Ahora le ha ocurrido algo parecido a Atal Bihari Vajpayee, líder del Bharatiya Janata Party (BJP, Partido Popular Indio) que llevaba gobernando la India, con alguna intermitencia, desde 1996.
Vajpayee propició desde su gobierno una modernización del país basada en la integración de los agricultores en la economía nacional, así como en desarrollo de la tecnología punta, acogiendo e incentivando las inversiones extranjeras. La apertura de la India al exterior fue acompañada de una política social destinada a erradicar la famosa “intocabilidad” de las castas más bajas y a incorporar las mujeres al trabajo, ayudándolas a emanciparse de la aplastante tutela masculina. Vajpayee también propició una recuperación de un patriotismo indio basado en el orgullo de la pertenencia a la tradición hindú. Aunque lejos del extremismo de algunas corrientes de su propio partido, Vajpayee contribuyó a poner en cuestión el statu quo, ya muy frágil, vigente entre hindúes y musulmanes. También cambió las alianzas tradicionales de la India. El subcontinente dejó atrás la política prorrusa, o prosoviética, y se alineó con Estados Unidos.
Esto último le perdió. Vajpayee consiguió que la India rompiese con la tradición intervencionista del Partido del Congreso, que había mantenido al país en el estancamiento durante décadas. Bajo el mandato del Partido Popular, la India creció como nunca lo había hecho, y de forma bastante equilibrada. Nada de todo eso ha compensado la proximidad a Estados Unidos en un momento en que a los norteamericanos les interesa la amistad con Pervez Musharraf, presidente de Pakistán y tradicional enemigo de la India. El gobierno de Vajpayee ha tenido que dejar paso a una coalición de partidos de izquierda radical, varios de ellos comunistas, liderados otra vez por el socialista Partido del Congreso y con la nueva estrella de la familia Gandhi, Sonia, a la cabeza.
Se puede aducir que Vajpayee ha perdido las elecciones por una reacción patriótica de los indios, humillados por el comportamiento obsequioso de Estados Unidos con Pakistán, y más en particular por unas declaraciones poco afortunadas en las que Colin Powell, inmediatamente después de visitar la India, se refirió a Pakistán como un aliado de primer orden. Efectivamente, en esto los indios han demostrado más orgullo que los españoles, dispuestos a tirar la toalla desde el mismo día 11 de marzo. Pero el resultado es el mismo aquí y allí: una política moderada y relativamente liberal, que ha proporcionado al país unos años excepcionales de crecimiento y desarrollo, se ha visto rechazada en las urnas —al menos en parte— por la excesiva proximidad a Estados Unidos.

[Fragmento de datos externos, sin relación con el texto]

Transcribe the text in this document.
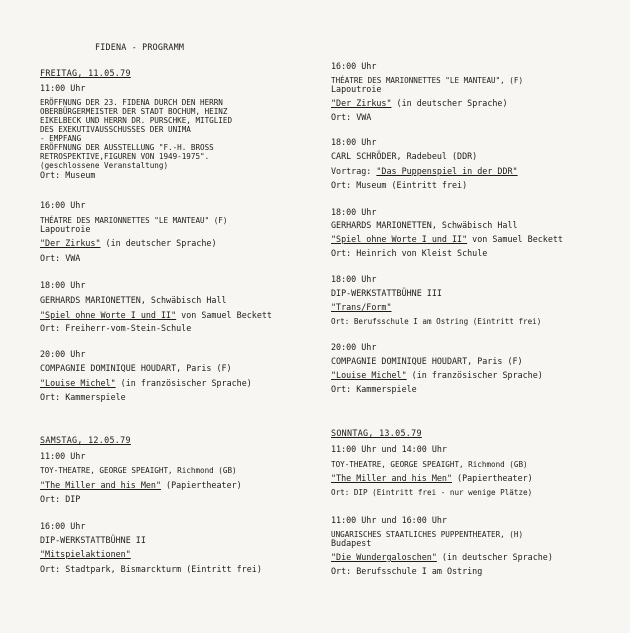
FIDENA - PROGRAMM
FREITAG, 11.05.79
11:00 Uhr
ERÖFFNUNG DER 23. FIDENA DURCH DEN HERRN
OBERBÜRGERMEISTER DER STADT BOCHUM, HEINZ
EIKELBECK UND HERRN DR. PURSCHKE, MITGLIED
DES EXEKUTIVAUSSCHUSSES DER UNIMA
- EMPFANG
ERÖFFNUNG DER AUSSTELLUNG "F.-H. BROSS
RETROSPEKTIVE,FIGUREN VON 1949-1975".
(geschlossene Veranstaltung)
Ort: Museum
16:00 Uhr
THÉATRE DES MARIONNETTES "LE MANTEAU" (F)
Lapoutroie
"Der Zirkus" (in deutscher Sprache)
Ort: VWA
18:00 Uhr
GERHARDS MARIONETTEN, Schwäbisch Hall
"Spiel ohne Worte I und II" von Samuel Beckett
Ort: Freiherr-vom-Stein-Schule
20:00 Uhr
COMPAGNIE DOMINIQUE HOUDART, Paris (F)
"Louise Michel" (in französischer Sprache)
Ort: Kammerspiele
SAMSTAG, 12.05.79
11:00 Uhr
TOY-THEATRE, GEORGE SPEAIGHT, Richmond (GB)
"The Miller and his Men" (Papiertheater)
Ort: DIP
16:00 Uhr
DIP-WERKSTATTBÜHNE II
"Mitspielaktionen"
Ort: Stadtpark, Bismarckturm (Eintritt frei)
16:00 Uhr
THÉATRE DES MARIONNETTES "LE MANTEAU", (F)
Lapoutroie
"Der Zirkus" (in deutscher Sprache)
Ort: VWA
18:00 Uhr
CARL SCHRÖDER, Radebeul (DDR)
Vortrag: "Das Puppenspiel in der DDR"
Ort: Museum (Eintritt frei)
18:00 Uhr
GERHARDS MARIONETTEN, Schwäbisch Hall
"Spiel ohne Worte I und II" von Samuel Beckett
Ort: Heinrich von Kleist Schule
18:00 Uhr
DIP-WERKSTATTBÜHNE III
"Trans/Form"
Ort: Berufsschule I am Ostring (Eintritt frei)
20:00 Uhr
COMPAGNIE DOMINIQUE HOUDART, Paris (F)
"Louise Michel" (in französischer Sprache)
Ort: Kammerspiele
SONNTAG, 13.05.79
11:00 Uhr und 14:00 Uhr
TOY-THEATRE, GEORGE SPEAIGHT, Richmond (GB)
"The Miller and his Men" (Papiertheater)
Ort: DIP (Eintritt frei - nur wenige Plätze)
11:00 Uhr und 16:00 Uhr
UNGARISCHES STAATLICHES PUPPENTHEATER, (H)
Budapest
"Die Wundergaloschen" (in deutscher Sprache)
Ort: Berufsschule I am Ostring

Veremos lo que ocurre con Tony Blair y, si se acentúa la presión sobre las tropas italianas en Irak, con Berlusconi. Ya sea por miedo, por prudencia o por desgana, las opiniones públicas de los países democráticos han iniciado lo que parece un irremediable proceso de ensimismamiento. Justo cuando empezaban a desaparecer los movimientos antiglobalización en versión militante, las ideas antiliberales y anticapitalistas han logrado hacerse con las mayorías electorales. Puede que sea un retroceso momentáneo y puntual. Pero también es posible que para cuando la gente empiece a darse cuenta de lo que ha hecho ya sea demasiado tarde. El proceso empieza a recordar lo ocurrido antes de 1914, hace justo noventa años, cuando lo que parecía un sólido sistema de libertades establecido a escala planetaria se desplomó en cuestión de pocos meses tras un atentado terrorista en Sarajevo. Conociendo los antecedentes, los líderes democráticos que aún resisten la marea habrán de hacer algo más que pedir perdón por haber previsto lo que se nos venía encima. Desde esta perspectiva, la actitud de Aznar tiene una dimensión, como mínimo, relevante. Bien es verdad que ahora parece de otra época.